Also check our sibling project, [OllamaHub](https://ollamahub.com/), where you can discover, download, and explore customized Modelfiles for Ollama! 🦙🔍
- ⚙️ **Many Models Conversations**: Effortlessly engage with various models simultaneously, harnessing their unique strengths for optimal responses. Enhance your experience by leveraging a diverse set of models in parallel.
- 🗣️ **Voice Input Support**: Engage with your model through voice interactions; enjoy the convenience of talking to your model directly. Additionally, explore the option for sending voice input automatically after 3 seconds of silence for a streamlined experience.
- ⚙️ **Fine-Tuned Control with Advanced Parameters**: Gain a deeper level of control by adjusting parameters such as temperature and defining your system prompts to tailor the conversation to your specific preferences and needs.
- 🔐 **Auth Header Support**: Effortlessly enhance security by adding Authorization headers to Ollama requests directly from the web UI settings, ensuring access to secured Ollama servers.
- 🔗 **External Ollama Server Connection**: Seamlessly link to an external Ollama server hosted on a different address by configuring the environment variable during the Docker build phase. Additionally, you can also set the external server connection URL from the web UI post-build.
- 🔒 **Backend Reverse Proxy Support**: Strengthen security by enabling direct communication between Ollama Web UI backend and Ollama, eliminating the need to expose Ollama over LAN.
Don't forget to explore our sibling project, [OllamaHub](https://ollamahub.com/), where you can discover, download, and explore customized Modelfiles. OllamaHub offers a wide range of exciting possibilities for enhancing your chat interactions with Ollama! 🚀
This command will install both Ollama and Ollama Web UI on your system. Ensure to modify the `compose.yaml` file for GPU support and Exposing Ollama API outside the container stack if needed.
Make sure you have the latest version of Ollama installed before proceeding with the installation. You can find the latest version of Ollama at [https://ollama.ai/](https://ollama.ai/).
After installing Ollama, verify that Ollama is running by accessing the following link in your web browser: [http://127.0.0.1:11434/](http://127.0.0.1:11434/). Note that the port number may differ based on your system configuration.
While we strongly recommend using our convenient Docker container installation for optimal support, we understand that some situations may require a non-Docker setup, especially for development purposes. Please note that non-Docker installations are not officially supported, and you might need to troubleshoot on your own.
### Project Components
The Ollama Web UI consists of two primary components: the frontend and the backend (which serves as a reverse proxy, handling static frontend files, and additional features). Both need to be running concurrently for the development environment using `npm run dev`. Alternatively, you can set the `PUBLIC_API_BASE_URL` during the build process to have the frontend connect directly to your Ollama instance or build the frontend as static files and serve them with the backend.
If you wish to run the backend for deployment, ensure that the frontend is built so that the backend can serve the frontend files along with the API route.
#### Setup Instructions
1.**Install Python Requirements:**
```sh
cd ./backend
pip install -r requirements.txt
```
2.**Run Python Backend:**
- Dev Mode with Hot Reloading:
```sh
sh dev.sh
```
- Deployment:
```sh
sh start.sh
```
Now, you should have the Ollama Web UI up and running at [http://localhost:8080/](http://localhost:8080/). Feel free to explore the features and functionalities of Ollama! If you encounter any issues, please refer to the instructions above or reach out to the community for assistance.

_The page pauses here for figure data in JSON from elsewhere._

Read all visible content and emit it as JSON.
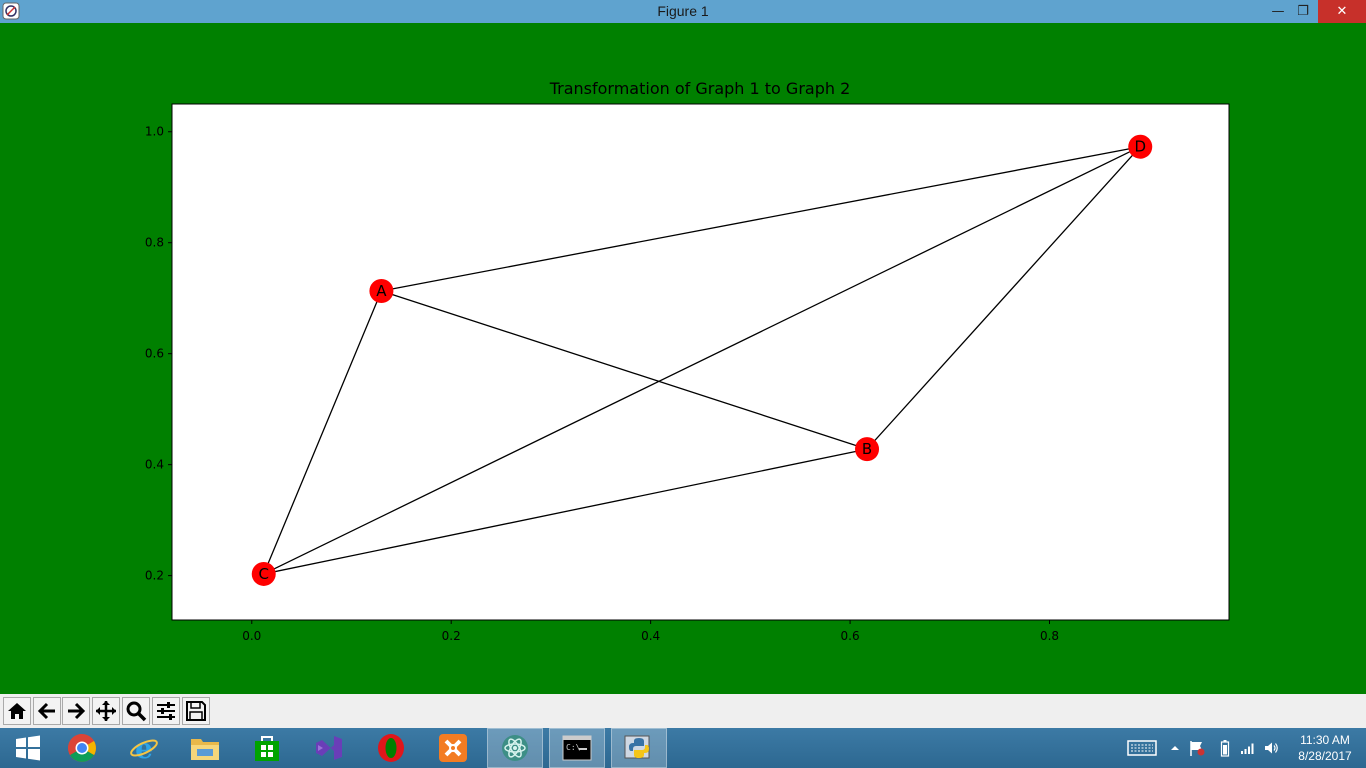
{
  "window": {
    "title": "Figure 1",
    "minimize_label": "—",
    "maximize_label": "❐",
    "close_label": "✕"
  },
  "figure": {
    "background_color": "#008000",
    "node_color": "#ff0000",
    "edge_color": "#000000"
  },
  "chart_data": {
    "type": "scatter",
    "title": "Transformation of Graph 1 to Graph 2",
    "xlabel": "",
    "ylabel": "",
    "xlim": [
      -0.08,
      0.98
    ],
    "ylim": [
      0.12,
      1.05
    ],
    "xticks": [
      0.0,
      0.2,
      0.4,
      0.6,
      0.8
    ],
    "xtick_labels": [
      "0.0",
      "0.2",
      "0.4",
      "0.6",
      "0.8"
    ],
    "yticks": [
      0.2,
      0.4,
      0.6,
      0.8,
      1.0
    ],
    "ytick_labels": [
      "0.2",
      "0.4",
      "0.6",
      "0.8",
      "1.0"
    ],
    "grid": false,
    "nodes": [
      {
        "label": "A",
        "x": 0.13,
        "y": 0.713
      },
      {
        "label": "B",
        "x": 0.617,
        "y": 0.428
      },
      {
        "label": "C",
        "x": 0.012,
        "y": 0.203
      },
      {
        "label": "D",
        "x": 0.891,
        "y": 0.973
      }
    ],
    "edges": [
      [
        "A",
        "D"
      ],
      [
        "A",
        "B"
      ],
      [
        "A",
        "C"
      ],
      [
        "B",
        "C"
      ],
      [
        "B",
        "D"
      ],
      [
        "C",
        "D"
      ]
    ]
  },
  "toolbar": {
    "buttons": [
      {
        "name": "home",
        "icon": "home-icon"
      },
      {
        "name": "back",
        "icon": "arrow-left-icon"
      },
      {
        "name": "forward",
        "icon": "arrow-right-icon"
      },
      {
        "name": "pan",
        "icon": "move-icon"
      },
      {
        "name": "zoom",
        "icon": "magnifier-icon"
      },
      {
        "name": "configure-subplots",
        "icon": "sliders-icon"
      },
      {
        "name": "save",
        "icon": "floppy-disk-icon"
      }
    ]
  },
  "taskbar": {
    "start_icon": "windows-logo-icon",
    "apps": [
      {
        "name": "chrome",
        "icon": "chrome-icon"
      },
      {
        "name": "internet-explorer",
        "icon": "ie-icon"
      },
      {
        "name": "file-explorer",
        "icon": "folder-icon"
      },
      {
        "name": "store",
        "icon": "store-icon"
      },
      {
        "name": "visual-studio",
        "icon": "visual-studio-icon"
      },
      {
        "name": "opera",
        "icon": "opera-icon"
      },
      {
        "name": "xampp",
        "icon": "xampp-icon"
      },
      {
        "name": "atom",
        "icon": "atom-icon"
      },
      {
        "name": "command-prompt",
        "icon": "cmd-icon"
      },
      {
        "name": "python",
        "icon": "python-icon"
      }
    ],
    "tray_icons": [
      "keyboard-icon",
      "chevron-up-icon",
      "flag-icon",
      "battery-icon",
      "signal-icon",
      "speaker-icon"
    ],
    "clock": {
      "time": "11:30 AM",
      "date": "8/28/2017"
    }
  }
}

See [TROUBLESHOOTING.md](/TROUBLESHOOTING.md) for information on how to troubleshoot and/or join our [Ollama Web UI Discord community](https://discord.gg/5rJgQTnV4s).
- 🗃️ **Modelfile Builder**: Easily create Ollama modelfiles via the web UI. Create and add your own character to Ollama by customizing system prompts, conversation starters, and more.
- 🔄 **Multi-Modal Support**: Seamlessly engage with models that support multimodal interactions, including images (e.g., LLava).
- 📚 **RAG Integration**: Experience first-class retrieval augmented generation support, enabling chat with your documents.
- 🔐 **Access Control**: Securely manage requests to Ollama by utilizing the backend as a reverse proxy gateway, ensuring only authenticated users can send specific requests.
- 🧪 **Research-Centric Features**: Empower researchers in the fields of LLM and HCI with a comprehensive web UI for conducting user studies. Stay tuned for ongoing feature enhancements (e.g., surveys, analytics, and participant tracking) to facilitate their research.
- 📈 **User Study Tools**: Providing specialized tools, like heat maps and behavior tracking modules, to empower researchers in capturing and analyzing user behavior patterns with precision and accuracy.